NATTACK: Learning the Distributions of Adversarial Examples for an Improved Black-Box Attack on Deep Neural Networks

TL;DR

This paper introduces NATTACK, a black-box adversarial attack method that learns the distribution of adversarial examples around inputs, effectively attacking various neural networks and revealing insights into defense robustness.

Contribution

NATTACK is a novel black-box attack algorithm that models the distribution of adversarial examples, outperforming existing methods and applicable across different neural network architectures.

Findings

NATTACK outperforms state-of-the-art attack methods on multiple DNNs.

Adversarial training remains effective against NATTACK.

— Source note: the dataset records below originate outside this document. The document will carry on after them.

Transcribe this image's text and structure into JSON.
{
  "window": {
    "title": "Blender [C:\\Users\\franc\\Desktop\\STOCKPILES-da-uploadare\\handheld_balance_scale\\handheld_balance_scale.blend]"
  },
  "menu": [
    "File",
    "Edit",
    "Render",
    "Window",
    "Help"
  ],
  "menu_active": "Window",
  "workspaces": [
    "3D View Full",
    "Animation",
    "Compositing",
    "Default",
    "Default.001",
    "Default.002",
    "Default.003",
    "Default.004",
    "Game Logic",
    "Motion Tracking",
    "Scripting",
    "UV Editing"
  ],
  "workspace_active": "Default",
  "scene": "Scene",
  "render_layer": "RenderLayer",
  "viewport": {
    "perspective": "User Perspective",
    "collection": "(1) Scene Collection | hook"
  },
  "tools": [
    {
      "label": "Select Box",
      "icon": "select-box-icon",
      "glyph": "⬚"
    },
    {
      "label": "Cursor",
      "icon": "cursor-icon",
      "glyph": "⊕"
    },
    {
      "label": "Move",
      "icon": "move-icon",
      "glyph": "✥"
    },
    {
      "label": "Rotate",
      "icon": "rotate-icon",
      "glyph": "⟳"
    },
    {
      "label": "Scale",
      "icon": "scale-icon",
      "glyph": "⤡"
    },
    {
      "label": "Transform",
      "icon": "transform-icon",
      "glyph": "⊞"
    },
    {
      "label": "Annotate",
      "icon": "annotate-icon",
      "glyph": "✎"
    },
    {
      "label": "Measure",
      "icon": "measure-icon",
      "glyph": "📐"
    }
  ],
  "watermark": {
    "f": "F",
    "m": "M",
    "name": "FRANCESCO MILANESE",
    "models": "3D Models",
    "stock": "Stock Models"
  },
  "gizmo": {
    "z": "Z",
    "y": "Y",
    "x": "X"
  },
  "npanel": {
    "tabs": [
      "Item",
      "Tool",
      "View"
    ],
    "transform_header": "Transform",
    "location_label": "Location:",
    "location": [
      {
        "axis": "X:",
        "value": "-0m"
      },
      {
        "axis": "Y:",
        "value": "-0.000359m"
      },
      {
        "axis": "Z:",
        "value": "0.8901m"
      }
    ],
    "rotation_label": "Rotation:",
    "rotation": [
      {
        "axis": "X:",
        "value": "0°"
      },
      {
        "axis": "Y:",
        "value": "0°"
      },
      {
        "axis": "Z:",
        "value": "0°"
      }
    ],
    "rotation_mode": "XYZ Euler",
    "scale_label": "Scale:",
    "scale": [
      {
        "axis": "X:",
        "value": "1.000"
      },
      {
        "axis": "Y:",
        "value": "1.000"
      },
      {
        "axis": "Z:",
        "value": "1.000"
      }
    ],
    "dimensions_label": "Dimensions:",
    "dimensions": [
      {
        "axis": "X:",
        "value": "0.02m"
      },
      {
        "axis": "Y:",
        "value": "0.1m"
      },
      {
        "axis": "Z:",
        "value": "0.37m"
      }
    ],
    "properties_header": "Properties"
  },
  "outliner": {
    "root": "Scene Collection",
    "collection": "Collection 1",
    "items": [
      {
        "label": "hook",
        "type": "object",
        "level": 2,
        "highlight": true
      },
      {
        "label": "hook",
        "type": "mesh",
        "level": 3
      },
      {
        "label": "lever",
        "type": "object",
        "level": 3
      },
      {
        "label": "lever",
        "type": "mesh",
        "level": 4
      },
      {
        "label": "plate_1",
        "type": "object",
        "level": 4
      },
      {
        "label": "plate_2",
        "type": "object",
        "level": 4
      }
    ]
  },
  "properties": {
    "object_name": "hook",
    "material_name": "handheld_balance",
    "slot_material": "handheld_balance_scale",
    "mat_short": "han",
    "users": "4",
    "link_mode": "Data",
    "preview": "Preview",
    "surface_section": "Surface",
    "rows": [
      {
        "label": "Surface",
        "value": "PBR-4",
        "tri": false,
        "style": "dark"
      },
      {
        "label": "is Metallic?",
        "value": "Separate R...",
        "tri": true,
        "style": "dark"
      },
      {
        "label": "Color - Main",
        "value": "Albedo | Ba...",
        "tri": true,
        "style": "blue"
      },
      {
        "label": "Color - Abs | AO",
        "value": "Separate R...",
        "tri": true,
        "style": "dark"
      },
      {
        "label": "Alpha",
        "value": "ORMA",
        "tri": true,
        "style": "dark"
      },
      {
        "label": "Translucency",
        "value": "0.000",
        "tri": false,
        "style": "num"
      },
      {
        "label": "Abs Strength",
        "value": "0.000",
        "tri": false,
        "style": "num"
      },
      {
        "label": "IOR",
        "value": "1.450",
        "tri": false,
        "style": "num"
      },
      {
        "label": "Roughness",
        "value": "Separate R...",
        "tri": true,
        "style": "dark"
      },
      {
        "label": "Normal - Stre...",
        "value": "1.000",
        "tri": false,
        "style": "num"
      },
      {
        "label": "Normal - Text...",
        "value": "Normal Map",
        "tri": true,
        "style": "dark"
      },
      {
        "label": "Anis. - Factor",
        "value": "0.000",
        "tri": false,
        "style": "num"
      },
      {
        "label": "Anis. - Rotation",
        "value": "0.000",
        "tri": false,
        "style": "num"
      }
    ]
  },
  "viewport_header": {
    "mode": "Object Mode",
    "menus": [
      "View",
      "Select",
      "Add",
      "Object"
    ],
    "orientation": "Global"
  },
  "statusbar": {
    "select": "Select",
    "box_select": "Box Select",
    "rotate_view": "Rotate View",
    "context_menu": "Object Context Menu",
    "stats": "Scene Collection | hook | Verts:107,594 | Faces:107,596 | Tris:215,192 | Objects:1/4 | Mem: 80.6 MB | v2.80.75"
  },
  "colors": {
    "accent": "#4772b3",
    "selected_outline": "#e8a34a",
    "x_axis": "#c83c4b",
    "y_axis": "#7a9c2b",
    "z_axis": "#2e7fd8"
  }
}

Adversarial examples are less transferable across defended DNNs than vanilla ones.

Abstract

Powerful adversarial attack methods are vital for understanding how to construct robust deep neural networks (DNNs) and for thoroughly testing defense techniques. In this paper, we propose a black-box adversarial attack algorithm that can defeat both vanilla DNNs and those generated by various defense techniques developed recently. Instead of searching for an "optimal" adversarial example for a benign input to a targeted DNN, our algorithm finds a probability density distribution over a small region centered around the input, such that a sample drawn from this distribution is likely an adversarial example, without the need of accessing the DNN's internal layers or weights. Our approach is universal as it can successfully attack different neural networks by a single algorithm. It is also strong; according to the testing against 2 vanilla DNNs and 13 defended ones, it outperforms state-of-the-art black-box or white-box attack methods for most test cases. Additionally, our results reveal that adversarial training remains one of the best defense techniques, and the adversarial examples are not as transferable across defended DNNs as them across vanilla DNNs.